Following the Republican vice presidential nominee's speech in Milwaukee, the AFL-CIO wrote on social media that "if JD Vance were pro-worker, he would have supported the PRO Act."

"But he didn't—he opposed it, and introduced his own legislation to allow corporate bosses to create their own sham unions," the labor federation added.

By the AFL-CIO's tally, Vance has "voted with working people" 0% of the time as a senator—lower than the Republican average of 3%.

Politico - [Silas] House, the Appalachian Studies chair at Berea College in Kentucky, one of the premier thinkers in and about the South and a bestselling writer in his own right, considers Hillbilly Elegy offensive and inauthentic. He sees it, and saw it from the start, as not a memoir but a treatise that traffics in ugly stereotypes and tropes, less a way to explain the political rise of Trump than the actual start of the political rise of Vance... “He’s dangerous. So is his book,” House said about Vance ...

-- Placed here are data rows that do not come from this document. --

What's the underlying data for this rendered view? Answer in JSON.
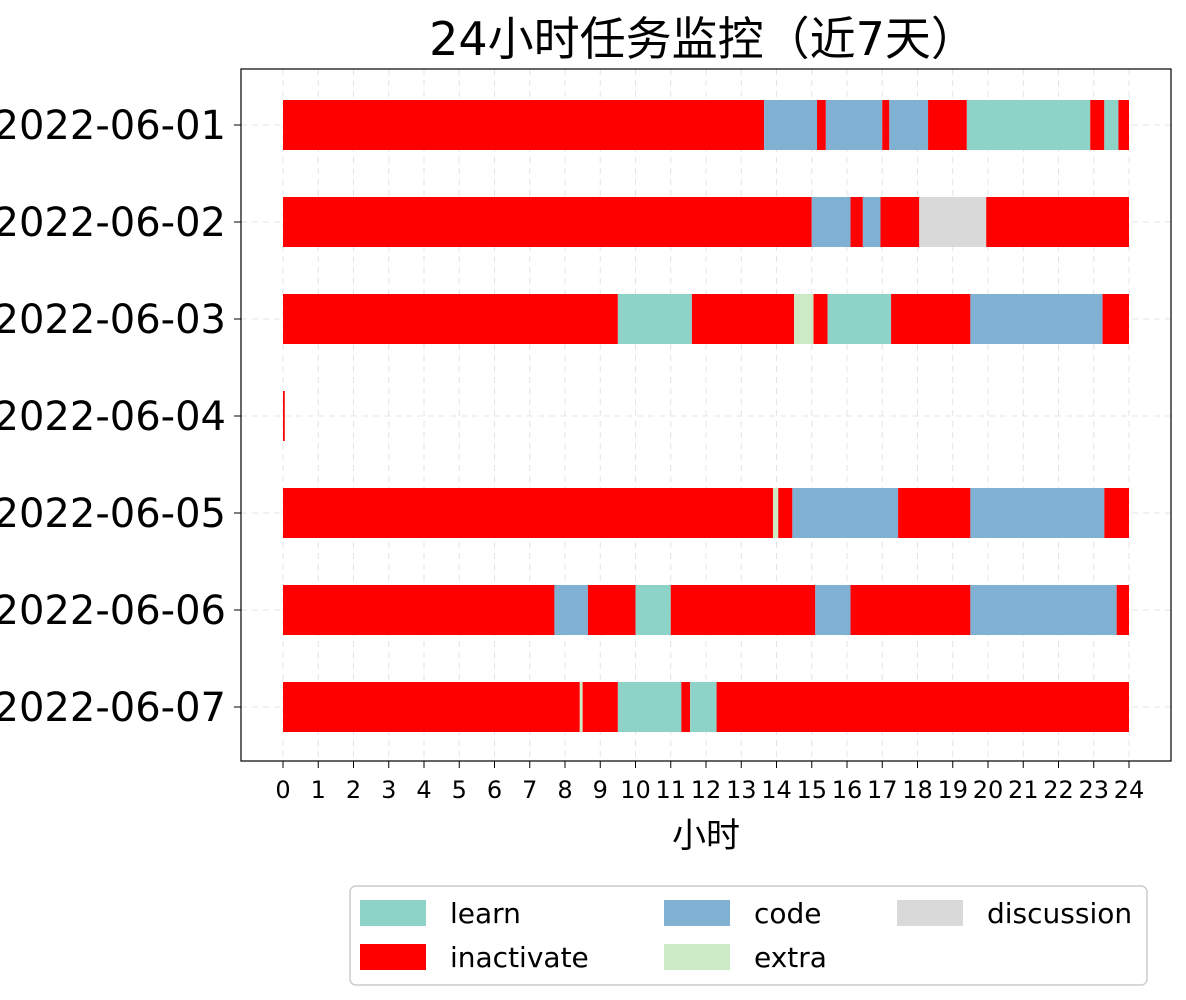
{
  "chart_data": {
    "type": "bar",
    "orientation": "horizontal",
    "stacked": true,
    "title": "24小时任务监控（近7天）",
    "xlabel": "小时",
    "ylabel": "",
    "xlim": [
      0,
      24
    ],
    "x_ticks": [
      "0",
      "1",
      "2",
      "3",
      "4",
      "5",
      "6",
      "7",
      "8",
      "9",
      "10",
      "11",
      "12",
      "13",
      "14",
      "15",
      "16",
      "17",
      "18",
      "19",
      "20",
      "21",
      "22",
      "23",
      "24"
    ],
    "grid": true,
    "legend": {
      "position": "bottom-right",
      "entries": [
        {
          "name": "learn",
          "color": "#8dd3c7"
        },
        {
          "name": "code",
          "color": "#80b1d3"
        },
        {
          "name": "discussion",
          "color": "#d9d9d9"
        },
        {
          "name": "inactivate",
          "color": "#ff0000"
        },
        {
          "name": "extra",
          "color": "#ccebc5"
        }
      ]
    },
    "categories": [
      "2022-06-01",
      "2022-06-02",
      "2022-06-03",
      "2022-06-04",
      "2022-06-05",
      "2022-06-06",
      "2022-06-07"
    ],
    "rows": [
      {
        "date": "2022-06-01",
        "segments": [
          {
            "task": "inactivate",
            "start": 0,
            "end": 13.65
          },
          {
            "task": "code",
            "start": 13.65,
            "end": 15.15
          },
          {
            "task": "inactivate",
            "start": 15.15,
            "end": 15.4
          },
          {
            "task": "code",
            "start": 15.4,
            "end": 17.0
          },
          {
            "task": "inactivate",
            "start": 17.0,
            "end": 17.2
          },
          {
            "task": "code",
            "start": 17.2,
            "end": 18.3
          },
          {
            "task": "inactivate",
            "start": 18.3,
            "end": 19.4
          },
          {
            "task": "learn",
            "start": 19.4,
            "end": 22.9
          },
          {
            "task": "inactivate",
            "start": 22.9,
            "end": 23.3
          },
          {
            "task": "learn",
            "start": 23.3,
            "end": 23.7
          },
          {
            "task": "inactivate",
            "start": 23.7,
            "end": 24
          }
        ]
      },
      {
        "date": "2022-06-02",
        "segments": [
          {
            "task": "inactivate",
            "start": 0,
            "end": 15.0
          },
          {
            "task": "code",
            "start": 15.0,
            "end": 16.1
          },
          {
            "task": "inactivate",
            "start": 16.1,
            "end": 16.45
          },
          {
            "task": "code",
            "start": 16.45,
            "end": 16.95
          },
          {
            "task": "inactivate",
            "start": 16.95,
            "end": 18.05
          },
          {
            "task": "discussion",
            "start": 18.05,
            "end": 19.95
          },
          {
            "task": "inactivate",
            "start": 19.95,
            "end": 24
          }
        ]
      },
      {
        "date": "2022-06-03",
        "segments": [
          {
            "task": "inactivate",
            "start": 0,
            "end": 9.5
          },
          {
            "task": "learn",
            "start": 9.5,
            "end": 11.6
          },
          {
            "task": "inactivate",
            "start": 11.6,
            "end": 14.5
          },
          {
            "task": "extra",
            "start": 14.5,
            "end": 15.05
          },
          {
            "task": "inactivate",
            "start": 15.05,
            "end": 15.45
          },
          {
            "task": "learn",
            "start": 15.45,
            "end": 17.25
          },
          {
            "task": "inactivate",
            "start": 17.25,
            "end": 19.5
          },
          {
            "task": "code",
            "start": 19.5,
            "end": 23.25
          },
          {
            "task": "inactivate",
            "start": 23.25,
            "end": 24
          }
        ]
      },
      {
        "date": "2022-06-04",
        "segments": [
          {
            "task": "inactivate",
            "start": 0,
            "end": 0.05
          }
        ]
      },
      {
        "date": "2022-06-05",
        "segments": [
          {
            "task": "inactivate",
            "start": 0,
            "end": 13.9
          },
          {
            "task": "extra",
            "start": 13.9,
            "end": 14.05
          },
          {
            "task": "inactivate",
            "start": 14.05,
            "end": 14.45
          },
          {
            "task": "code",
            "start": 14.45,
            "end": 17.45
          },
          {
            "task": "inactivate",
            "start": 17.45,
            "end": 19.5
          },
          {
            "task": "code",
            "start": 19.5,
            "end": 23.3
          },
          {
            "task": "inactivate",
            "start": 23.3,
            "end": 24
          }
        ]
      },
      {
        "date": "2022-06-06",
        "segments": [
          {
            "task": "inactivate",
            "start": 0,
            "end": 7.7
          },
          {
            "task": "code",
            "start": 7.7,
            "end": 8.65
          },
          {
            "task": "inactivate",
            "start": 8.65,
            "end": 10.0
          },
          {
            "task": "learn",
            "start": 10.0,
            "end": 11.0
          },
          {
            "task": "inactivate",
            "start": 11.0,
            "end": 15.1
          },
          {
            "task": "code",
            "start": 15.1,
            "end": 16.1
          },
          {
            "task": "inactivate",
            "start": 16.1,
            "end": 19.5
          },
          {
            "task": "code",
            "start": 19.5,
            "end": 23.65
          },
          {
            "task": "inactivate",
            "start": 23.65,
            "end": 24
          }
        ]
      },
      {
        "date": "2022-06-07",
        "segments": [
          {
            "task": "inactivate",
            "start": 0,
            "end": 8.42
          },
          {
            "task": "extra",
            "start": 8.42,
            "end": 8.5
          },
          {
            "task": "inactivate",
            "start": 8.5,
            "end": 9.5
          },
          {
            "task": "learn",
            "start": 9.5,
            "end": 11.3
          },
          {
            "task": "inactivate",
            "start": 11.3,
            "end": 11.55
          },
          {
            "task": "learn",
            "start": 11.55,
            "end": 12.3
          },
          {
            "task": "inactivate",
            "start": 12.3,
            "end": 24
          }
        ]
      }
    ]
  }
}
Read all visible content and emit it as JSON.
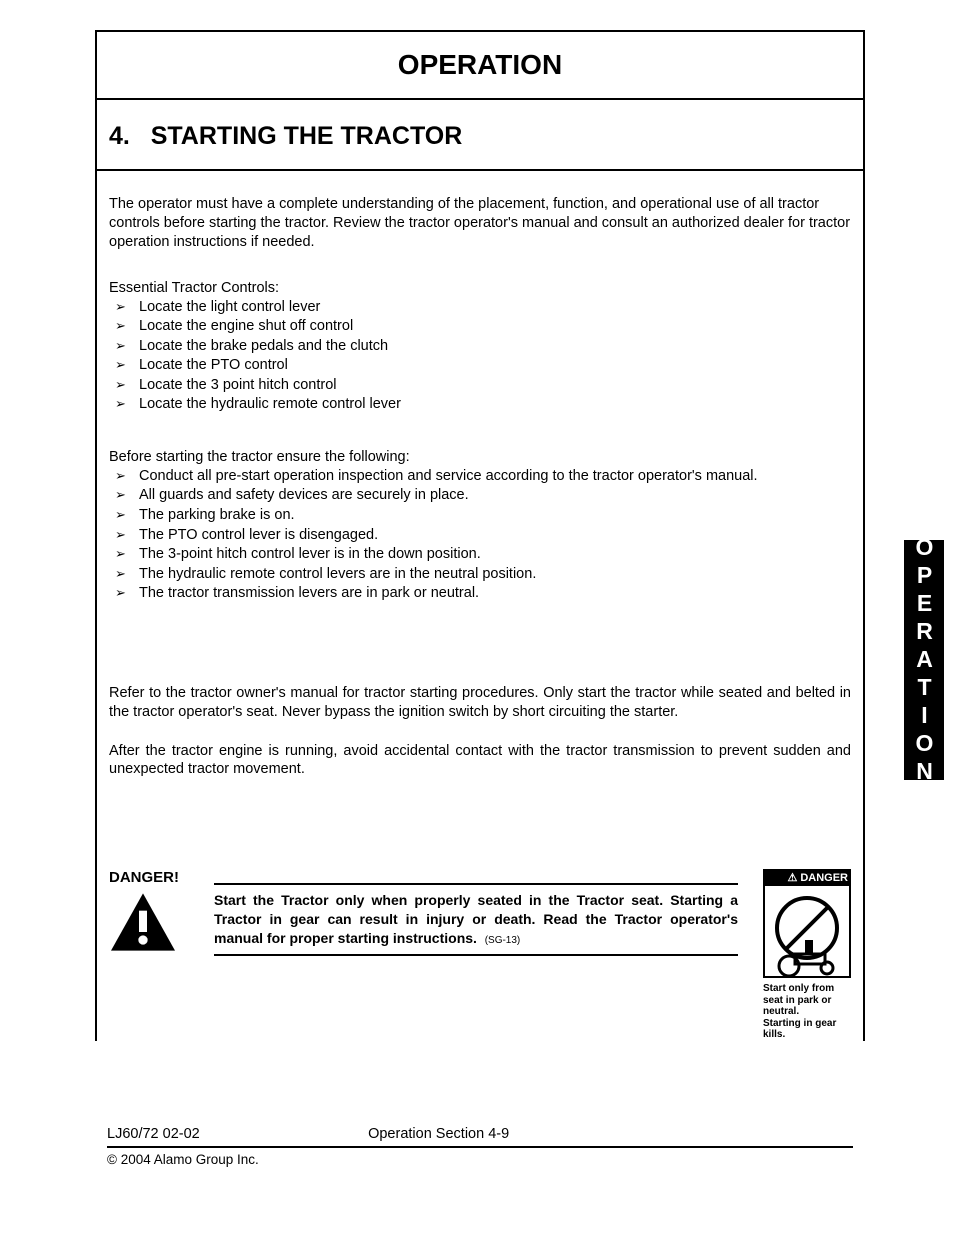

“When I criticize it, sometimes conservatives accuse me of wanting to keep it out of readers’ hands,” he told me Thursday. “I want to make it clear that I am in no way saying the book should be banned or anything remotely like that. But I am saying that I hope people who read it seek historical and cultural context. Every family story has value, but I wish he’d told that story without generalizing an entire place and people to fit his agenda.”